Elden Ring: Shadow of the Erdtree Review – An Untarnished Final Chapter

Elden Ring: Shadow of the Erdtree Review - An Untarnished Final Chapter

“Yo, fuck this game.” That was my first experience with Shadows of the Erdtree. After forcing the game to switch monitors (a toggle it still does not have) and then loading it, I fell straight through the world and died. This caused me to lose all of my runes as I couldn’t get to my body. I went to the new area, something the game did not tell me where to start and saw a named enemy. After going over to it and starting combat, my level 150 endgame character was destroyed in about two seconds. “Yo, fuck this game.”


It’s a stark reminder; Elden Ring is not your friend. No, it’s more like a cat: completely indifferent to you until it wants something. It might roll over and show its belly, but you know damn well there’s a chance it’s going to bite you. Yet, when that opportunity shows itself, you’re going to try and get that belly rub because it makes you feel good, and hopefully, they enjoy it too. That’s Elden Ring. It’s a punishing son-of-a-bitch and damn near broken in some ways, but you know when it hits right, it really hits right. There’s nothing like it.

Elden Ring has always been a game of surprises and moments though. Loading into the first region of the DLC showed big sweeping plains, filled with spectral graves; a huge castle in front, and a giant shadowy Erdtree in the background with veils flowing down from it. It’s a very similar vibe to opening the gate from the tutorial of the base game and stepping into Limgrave for the first time. The game is teasing you with potential moments and vistas you’ll be seeing later, but it’s also a reminder that you have decent control over where you can go.

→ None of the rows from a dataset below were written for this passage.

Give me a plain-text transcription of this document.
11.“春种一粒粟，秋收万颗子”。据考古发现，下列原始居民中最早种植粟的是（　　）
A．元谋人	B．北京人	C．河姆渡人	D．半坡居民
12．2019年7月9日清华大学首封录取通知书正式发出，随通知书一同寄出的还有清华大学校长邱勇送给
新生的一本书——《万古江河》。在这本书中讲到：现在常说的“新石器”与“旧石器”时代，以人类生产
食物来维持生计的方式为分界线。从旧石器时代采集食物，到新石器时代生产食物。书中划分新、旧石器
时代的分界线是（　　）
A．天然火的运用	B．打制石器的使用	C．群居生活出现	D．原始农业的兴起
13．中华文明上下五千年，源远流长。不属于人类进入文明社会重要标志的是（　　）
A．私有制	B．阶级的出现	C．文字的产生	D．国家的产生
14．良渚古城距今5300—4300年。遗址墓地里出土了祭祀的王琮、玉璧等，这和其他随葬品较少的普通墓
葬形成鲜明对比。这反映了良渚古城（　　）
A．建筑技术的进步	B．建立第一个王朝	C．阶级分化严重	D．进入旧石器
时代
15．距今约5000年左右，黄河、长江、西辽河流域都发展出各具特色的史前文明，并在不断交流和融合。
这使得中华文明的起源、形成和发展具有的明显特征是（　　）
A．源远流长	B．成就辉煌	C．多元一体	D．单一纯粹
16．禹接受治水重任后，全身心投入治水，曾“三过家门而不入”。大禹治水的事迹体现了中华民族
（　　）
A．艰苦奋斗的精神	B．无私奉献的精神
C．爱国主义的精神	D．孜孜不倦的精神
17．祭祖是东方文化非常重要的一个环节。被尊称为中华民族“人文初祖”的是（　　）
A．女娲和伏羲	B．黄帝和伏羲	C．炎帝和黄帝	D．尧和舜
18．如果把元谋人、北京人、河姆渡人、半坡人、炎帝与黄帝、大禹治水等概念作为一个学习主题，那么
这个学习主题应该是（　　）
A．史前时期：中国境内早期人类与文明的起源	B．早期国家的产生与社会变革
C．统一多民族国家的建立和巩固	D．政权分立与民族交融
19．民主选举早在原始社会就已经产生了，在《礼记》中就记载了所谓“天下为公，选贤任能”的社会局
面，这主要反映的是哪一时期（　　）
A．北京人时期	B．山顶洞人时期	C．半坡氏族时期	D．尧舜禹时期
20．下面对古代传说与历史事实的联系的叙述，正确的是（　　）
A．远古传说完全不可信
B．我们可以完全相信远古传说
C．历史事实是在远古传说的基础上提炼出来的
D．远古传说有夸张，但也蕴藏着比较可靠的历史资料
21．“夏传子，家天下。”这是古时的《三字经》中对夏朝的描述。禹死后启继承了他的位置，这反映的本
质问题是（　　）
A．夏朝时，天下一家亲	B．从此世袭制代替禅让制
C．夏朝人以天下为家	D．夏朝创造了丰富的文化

It’s amazing how fast the scope of Shadows of the Erdtree dawns upon you. At first, the map looks small, a trick the base game does as well, but even as you find map fragments and see the full size of the map you won’t completely understand; this is all about verticality. Everything looks smaller until you realise that looking down from the top of a cliff reveals a whole new area under you, and looking up reveals a whole new area above you. This happens a lot, the game is constantly teasing out areas that exist and you need to find a path to get to them. It adds such a sense of adventure and wonder that makes the world really enticing to explore. That exploration is incredibly important too, due to the non-standard enhancement system.

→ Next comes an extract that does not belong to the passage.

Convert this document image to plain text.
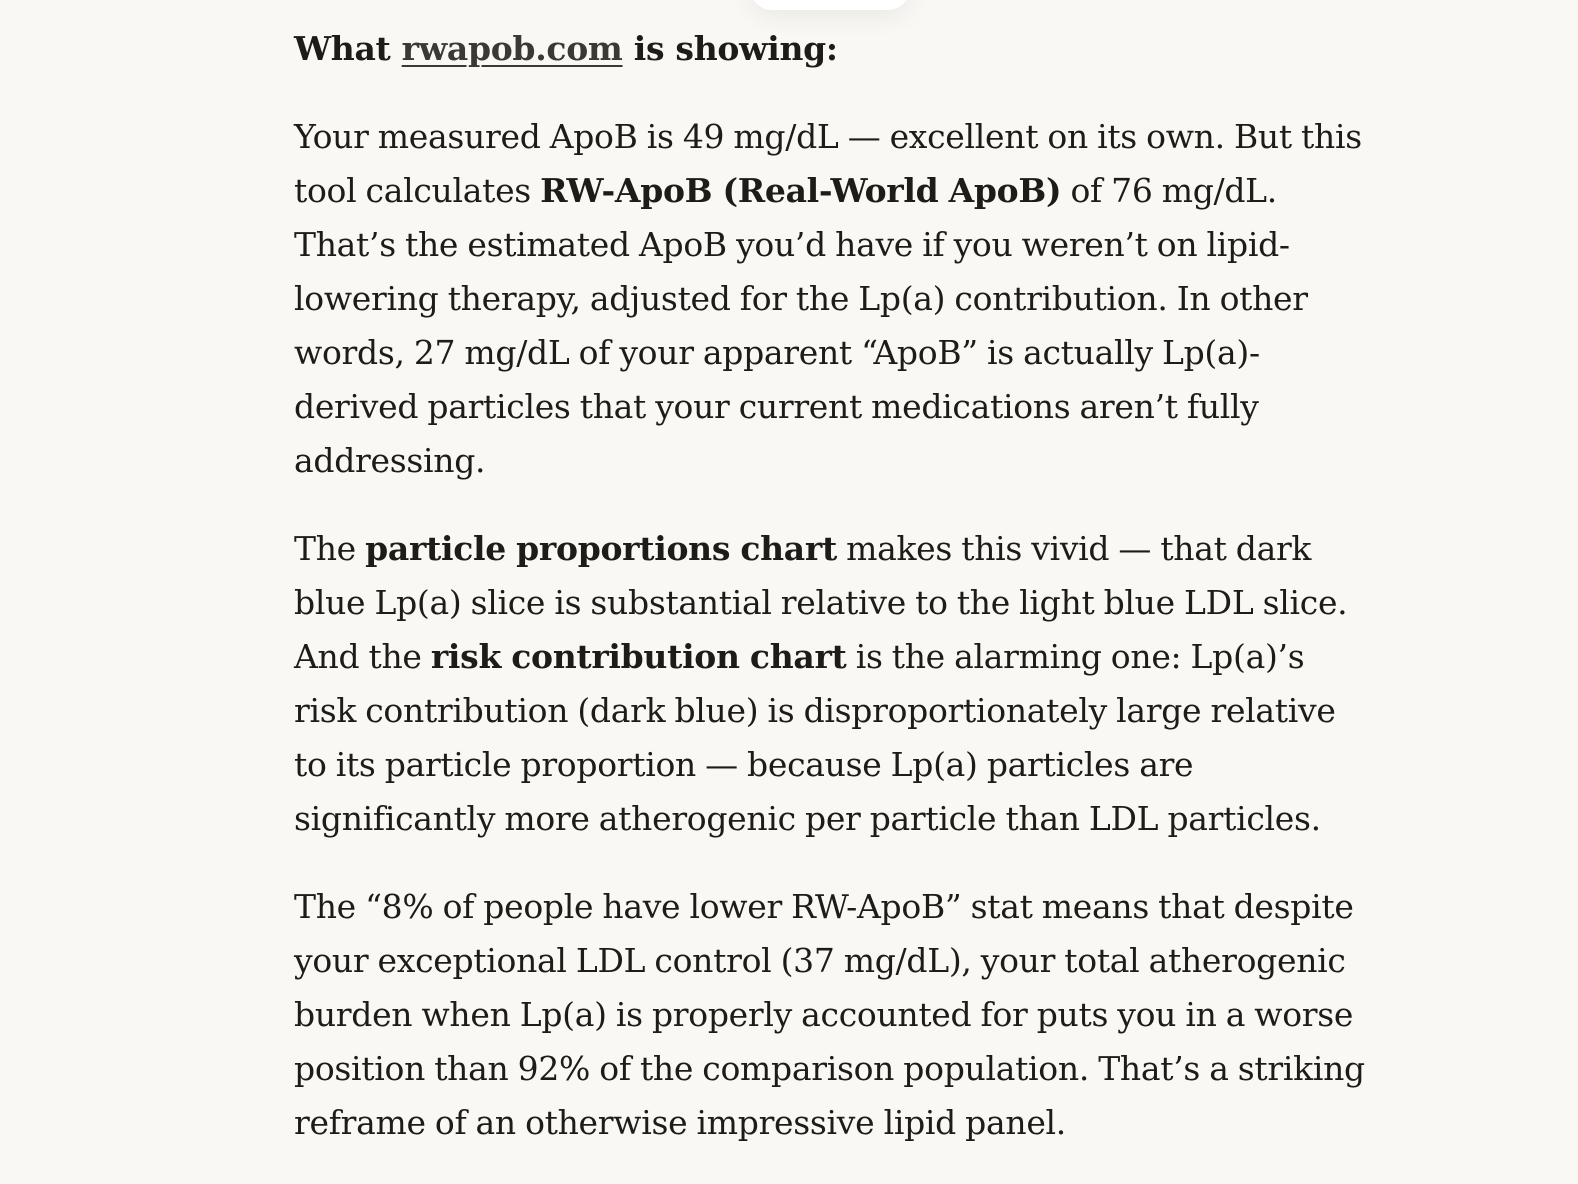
What rwapob.com is showing:

Your measured ApoB is 49 mg/dL — excellent on its own. But this tool calculates RW-ApoB (Real-World ApoB) of 76 mg/dL. That’s the estimated ApoB you’d have if you weren’t on lipid-lowering therapy, adjusted for the Lp(a) contribution. In other words, 27 mg/dL of your apparent “ApoB” is actually Lp(a)-derived particles that your current medications aren’t fully addressing.

The particle proportions chart makes this vivid — that dark blue Lp(a) slice is substantial relative to the light blue LDL slice. And the risk contribution chart is the alarming one: Lp(a)’s risk contribution (dark blue) is disproportionately large relative to its particle proportion — because Lp(a) particles are significantly more atherogenic per particle than LDL particles.

The “8% of people have lower RW-ApoB” stat means that despite your exceptional LDL control (37 mg/dL), your total atherogenic burden when Lp(a) is properly accounted for puts you in a worse position than 92% of the comparison population. That’s a striking reframe of an otherwise impressive lipid panel.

Scadutree Fragments are used to strengthen your stats, and Revered Spirit Ashes exist to make your summons (and Torrent) do more damage and take less damage. You’ll find quickly that these are very much encouraged. They’re not the most interesting system in the world, but as this is an endgame area enemies are tough as molasses, it’s a way to make things difficult through stat scaling, that gives you a faux-levelling system so you’re not coming in super overpowered. Without these augmentations, enemies in the open world were 1-2 shotting me, let alone bosses. For the more seasoned player who really wants a challenge, feel free to go without. For me though, I took as many as I could find. They’re strewn about the open world and in minor dungeons, adding extra layers to that encouragement to explore.

There’s just so much in the DLC. It’s wild. I looked at the price, compared it against previous Souls expansions and thought that there would be so much less than there actually is. I think all players will find something that works for them. Loads of new sorceries and incantations, new armour, Ashes of War, Spirit Ashes, talismans, nearly a hundred new weapons, not to mention 8 completely new weapon groups. All of these changes mean that the DLC could mean a lot of experimentation in the base game. It’s chock-a-block with new content.

This is all without mentioning the other things, two new legacy dungeons and a bunch of new bosses (and remembrances for cool new weapons) exist to test your mettle, and they will. These are both some of the hardest and some of the coolest bosses in the genre. FromSoft, you didn’t have to go this hard but man am I glad you did.


On one hand, I want to be a bit mad at Elden Ring in the same way I was previously. PC settings and optimisations are still very lacking. I got frequent stutters, one time I booted the game it was in Arabic until I rebooted it, and some of the environmental hitboxes were awful. Sometimes I could jump down a supposed safe drop only to fall through the world, and sometimes I would try and make a jump only to find the collision was so much larger than I expected and it pushed me away. There are reused bosses and environments, albeit with slight twists.

I want to be mad about these things, but it’s a balance. I want to dock points for this stuff and not give this a perfect score but I just don’t know if I can. I love these games despite their faults because as I said before, when they hit, they hit really right. Elden Ring is a cat, and Shadows of the Erdtree is a kitten. Sure, you’ll get scratched and it’ll annoy the hell out of you sometimes, but you’re still going for those scritches and belly rubs when the opportunity presents itself, because you love those little bastards despite everything.


Elden Ring: Shadow of the Erdtree was reviewed on PC with code kindly supplied by the publisher.